We don’t have time for a full-blown review for the “Gran Torino,” screenplay, but we will say this, having recently finished it, we’re having some second thoughts/ less dismissive ideas about the film.

Yeah, the trailer looks terrible and even on a second glance (which we just did right now), there’s no improvement, but screenwriter Nick Schenk’s script is rather great and definitely wins you over.

Yes, Clint Eastwood (the character’s name is Walt Kowalski, a Korean war vet) is a grumpy old codger in the story, but eventually, he starts to warm to his Hmong neighbors (the Hmong people are actually the little-known Vietnamese that fought with the Americans during the Vietnam war, and then were persecuted and basically driven out of the country once the U.S. left). And when he does so it’s not in the easy, Hollywood nature; his character basically stays a racist throughout, but it actually is quite funny.
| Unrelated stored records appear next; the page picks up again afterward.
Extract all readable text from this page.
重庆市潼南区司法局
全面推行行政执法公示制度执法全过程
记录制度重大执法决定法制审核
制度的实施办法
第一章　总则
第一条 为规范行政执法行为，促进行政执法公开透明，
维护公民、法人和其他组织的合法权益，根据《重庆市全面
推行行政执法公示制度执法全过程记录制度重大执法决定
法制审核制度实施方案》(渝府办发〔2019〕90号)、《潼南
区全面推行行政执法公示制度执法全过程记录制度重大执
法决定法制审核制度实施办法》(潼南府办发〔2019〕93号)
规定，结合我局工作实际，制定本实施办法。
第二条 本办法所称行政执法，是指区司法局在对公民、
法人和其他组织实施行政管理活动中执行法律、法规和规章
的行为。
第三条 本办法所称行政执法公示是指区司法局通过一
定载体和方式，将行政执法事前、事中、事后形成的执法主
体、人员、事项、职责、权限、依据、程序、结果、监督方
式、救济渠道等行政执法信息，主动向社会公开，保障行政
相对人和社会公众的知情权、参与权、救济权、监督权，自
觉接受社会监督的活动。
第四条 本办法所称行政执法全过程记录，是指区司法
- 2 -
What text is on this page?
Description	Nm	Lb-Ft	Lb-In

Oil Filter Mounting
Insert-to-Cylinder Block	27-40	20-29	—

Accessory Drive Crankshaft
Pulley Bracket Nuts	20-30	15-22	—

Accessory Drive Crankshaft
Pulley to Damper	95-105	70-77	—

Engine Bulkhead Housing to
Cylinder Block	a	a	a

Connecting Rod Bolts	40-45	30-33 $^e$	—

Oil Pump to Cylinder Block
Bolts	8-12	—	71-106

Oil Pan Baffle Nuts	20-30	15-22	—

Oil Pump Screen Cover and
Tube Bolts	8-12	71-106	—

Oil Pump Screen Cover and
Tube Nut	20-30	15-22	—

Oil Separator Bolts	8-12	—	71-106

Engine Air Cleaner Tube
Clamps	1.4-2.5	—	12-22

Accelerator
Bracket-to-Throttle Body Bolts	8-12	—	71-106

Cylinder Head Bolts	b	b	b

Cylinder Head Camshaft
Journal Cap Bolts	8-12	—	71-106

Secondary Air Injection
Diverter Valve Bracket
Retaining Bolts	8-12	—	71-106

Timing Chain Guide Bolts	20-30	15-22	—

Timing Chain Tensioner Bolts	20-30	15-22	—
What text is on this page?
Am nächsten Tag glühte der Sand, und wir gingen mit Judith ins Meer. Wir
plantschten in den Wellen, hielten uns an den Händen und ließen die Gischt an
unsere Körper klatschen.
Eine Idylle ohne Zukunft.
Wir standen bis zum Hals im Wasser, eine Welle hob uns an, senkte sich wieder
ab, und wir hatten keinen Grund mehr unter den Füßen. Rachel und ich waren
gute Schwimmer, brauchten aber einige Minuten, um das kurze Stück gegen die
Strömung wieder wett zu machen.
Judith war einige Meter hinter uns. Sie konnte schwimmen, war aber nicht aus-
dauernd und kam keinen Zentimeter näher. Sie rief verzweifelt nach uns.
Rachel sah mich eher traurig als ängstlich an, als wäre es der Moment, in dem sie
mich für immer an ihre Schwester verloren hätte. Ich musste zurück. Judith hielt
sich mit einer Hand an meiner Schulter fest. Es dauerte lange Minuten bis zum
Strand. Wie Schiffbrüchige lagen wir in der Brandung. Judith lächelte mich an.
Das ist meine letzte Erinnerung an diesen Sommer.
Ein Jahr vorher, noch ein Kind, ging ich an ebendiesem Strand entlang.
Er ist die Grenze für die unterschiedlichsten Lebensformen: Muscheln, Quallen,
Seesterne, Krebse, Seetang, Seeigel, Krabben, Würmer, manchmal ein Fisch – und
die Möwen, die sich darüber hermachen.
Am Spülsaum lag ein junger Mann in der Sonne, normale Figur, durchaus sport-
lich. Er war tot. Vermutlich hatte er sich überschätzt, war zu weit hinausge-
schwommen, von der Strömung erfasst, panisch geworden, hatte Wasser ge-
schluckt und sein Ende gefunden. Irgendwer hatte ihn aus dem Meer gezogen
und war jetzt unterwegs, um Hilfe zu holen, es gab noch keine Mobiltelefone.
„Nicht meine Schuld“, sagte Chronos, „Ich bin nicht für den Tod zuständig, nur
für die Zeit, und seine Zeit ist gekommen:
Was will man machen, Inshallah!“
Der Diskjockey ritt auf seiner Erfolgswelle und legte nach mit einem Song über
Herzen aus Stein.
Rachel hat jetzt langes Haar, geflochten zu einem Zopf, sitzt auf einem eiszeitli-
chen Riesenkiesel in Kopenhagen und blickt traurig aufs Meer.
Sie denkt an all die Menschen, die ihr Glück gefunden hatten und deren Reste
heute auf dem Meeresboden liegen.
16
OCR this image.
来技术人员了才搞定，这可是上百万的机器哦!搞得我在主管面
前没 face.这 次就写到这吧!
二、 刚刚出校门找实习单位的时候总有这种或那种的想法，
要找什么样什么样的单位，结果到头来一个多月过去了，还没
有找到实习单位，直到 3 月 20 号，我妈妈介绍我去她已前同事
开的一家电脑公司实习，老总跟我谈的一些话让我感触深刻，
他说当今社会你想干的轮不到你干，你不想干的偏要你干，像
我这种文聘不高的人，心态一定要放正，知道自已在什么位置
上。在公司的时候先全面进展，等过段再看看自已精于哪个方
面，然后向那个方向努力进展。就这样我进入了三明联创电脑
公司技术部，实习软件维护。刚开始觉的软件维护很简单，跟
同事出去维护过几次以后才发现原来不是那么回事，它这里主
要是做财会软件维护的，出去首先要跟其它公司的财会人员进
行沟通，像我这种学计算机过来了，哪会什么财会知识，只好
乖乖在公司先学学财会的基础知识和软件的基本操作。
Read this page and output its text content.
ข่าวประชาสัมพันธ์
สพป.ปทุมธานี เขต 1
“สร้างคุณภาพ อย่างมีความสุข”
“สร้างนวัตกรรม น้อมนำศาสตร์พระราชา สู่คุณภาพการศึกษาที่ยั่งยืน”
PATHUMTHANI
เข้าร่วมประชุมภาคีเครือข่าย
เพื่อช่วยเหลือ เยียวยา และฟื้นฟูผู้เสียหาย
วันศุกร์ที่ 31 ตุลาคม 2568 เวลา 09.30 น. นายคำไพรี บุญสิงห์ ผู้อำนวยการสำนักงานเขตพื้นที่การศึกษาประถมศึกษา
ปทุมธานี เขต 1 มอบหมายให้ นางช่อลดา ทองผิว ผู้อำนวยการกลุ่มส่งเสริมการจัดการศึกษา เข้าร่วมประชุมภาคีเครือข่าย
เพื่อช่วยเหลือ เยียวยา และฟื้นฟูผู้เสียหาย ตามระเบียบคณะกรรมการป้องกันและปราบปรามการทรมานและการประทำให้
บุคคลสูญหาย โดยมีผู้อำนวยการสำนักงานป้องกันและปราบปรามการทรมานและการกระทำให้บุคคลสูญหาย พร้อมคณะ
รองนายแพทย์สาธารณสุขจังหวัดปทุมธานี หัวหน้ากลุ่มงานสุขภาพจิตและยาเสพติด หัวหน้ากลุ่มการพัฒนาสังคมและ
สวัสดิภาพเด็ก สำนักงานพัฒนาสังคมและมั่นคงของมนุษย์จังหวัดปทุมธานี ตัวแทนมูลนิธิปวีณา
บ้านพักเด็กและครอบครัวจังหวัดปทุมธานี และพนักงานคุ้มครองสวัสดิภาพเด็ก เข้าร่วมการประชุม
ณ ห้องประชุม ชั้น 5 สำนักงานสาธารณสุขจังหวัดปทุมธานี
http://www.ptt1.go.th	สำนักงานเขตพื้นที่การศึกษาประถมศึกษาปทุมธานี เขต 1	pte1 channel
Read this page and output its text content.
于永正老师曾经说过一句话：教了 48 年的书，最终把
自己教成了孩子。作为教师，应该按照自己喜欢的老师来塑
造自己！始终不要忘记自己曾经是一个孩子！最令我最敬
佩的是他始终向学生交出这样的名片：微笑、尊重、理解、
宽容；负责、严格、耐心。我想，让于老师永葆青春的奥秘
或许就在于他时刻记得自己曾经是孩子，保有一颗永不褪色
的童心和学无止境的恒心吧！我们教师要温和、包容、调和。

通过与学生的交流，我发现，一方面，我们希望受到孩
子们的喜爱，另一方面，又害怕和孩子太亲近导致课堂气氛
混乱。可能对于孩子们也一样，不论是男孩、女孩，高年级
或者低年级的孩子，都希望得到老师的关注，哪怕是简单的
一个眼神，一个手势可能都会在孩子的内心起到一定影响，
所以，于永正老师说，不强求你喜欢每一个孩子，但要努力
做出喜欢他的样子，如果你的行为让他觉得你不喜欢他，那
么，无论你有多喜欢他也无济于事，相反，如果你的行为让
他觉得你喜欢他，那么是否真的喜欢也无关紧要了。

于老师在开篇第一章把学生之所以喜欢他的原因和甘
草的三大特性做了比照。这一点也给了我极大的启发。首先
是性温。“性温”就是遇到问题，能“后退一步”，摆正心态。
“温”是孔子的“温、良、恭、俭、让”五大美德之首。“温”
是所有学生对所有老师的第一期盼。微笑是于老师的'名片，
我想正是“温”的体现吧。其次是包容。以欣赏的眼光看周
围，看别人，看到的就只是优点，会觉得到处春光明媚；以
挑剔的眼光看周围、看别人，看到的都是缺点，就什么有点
His elderly friends are racist to him (he’s Polish) and he’s racist right back; there’s almost an endearing macho camaraderie element to the constant ribbing. What changes in Eastwood’s get-off-my-lawn character is the respect he begins to gain for the people around him. But it’s well executed and well documented. It’s not like his character turns his tune 180 degrees, he still kind of hates them (and everyone he’s a bitter misanthropist), but without giving away too much, he’s a man of his principles and when these people are wronged, he comes to their aid, because it’s the right thing to do; even if they do kind of piss him off constantly.

The gist of the the turning point in the script – what gives the story its motivation – is that Eastwood’s teenage Hmong neighbor, a quiet, peaceful, but inept young boy named Tao, is coerced by local Hmong gang-bangers to steal the old racist’s prized, 1972 Gran Torino muscle car. When this plan fails (at the end of Eastwood’s shotgun) and Tao is caught, his family is shamed. Feeling that Eastwood has saved the young boy, they feel indebted to him and his punishment is to work for free. Eastwood’s character wants no part of it and resists, but his fastidious nature and his immense distaste for the dilapidated look of the neighborhood soon give him an idea: use the boy’s punishment as a way to clean up the the dis-repaired Hmong houses, so he quickly puts his servitude to work elsewhere. The boy is pathetic in this kind of handyman work, and is bullied constantly by the gangbangers, but Eastwood doesn’t take pity on him. Rather he’s sick to his stomach of the boy acting like a shy worm and he urges him on to be a man and soon wants to teach him to grow a pair. It’s the unfairness of the bullying that really spurns him on to teach the boy to stand up for himself on his own to feet and when the boy begins to rise to the challenge ever so slightly, a tentative friendship begins to emerge [ed. wait, isn’t that sort of a review].

Oscar talk has cooled on this one cause it hasn’t screen and yes, the trailer looks like the 101, lowest-common denominator version of a old man who sits on his lawn and throws rocks at kids, but trailers are meant to be reductive. They generally every show shade or nuance (then again, ‘Revolutionary Road’…) and hiding under the hood of Eastwood’s “Gran Torino” trailer might be a movie that could easily purr attractively to Academy voters. Again, it’s all in the execution of course, but on the page, anyhow, “Gran Torino,” is a suprisingly strong script that we enjoyed a lot.

The same can’t be said for example of “Defiance” which we also finished recently. The first 20 pages were convincing, raw and incredibly engaging, but very soon the Ed Zwick clichés and hackneyed story conventions started to raise their ugly heads and we can totally understand why the film was met with very mediocre reviews so far.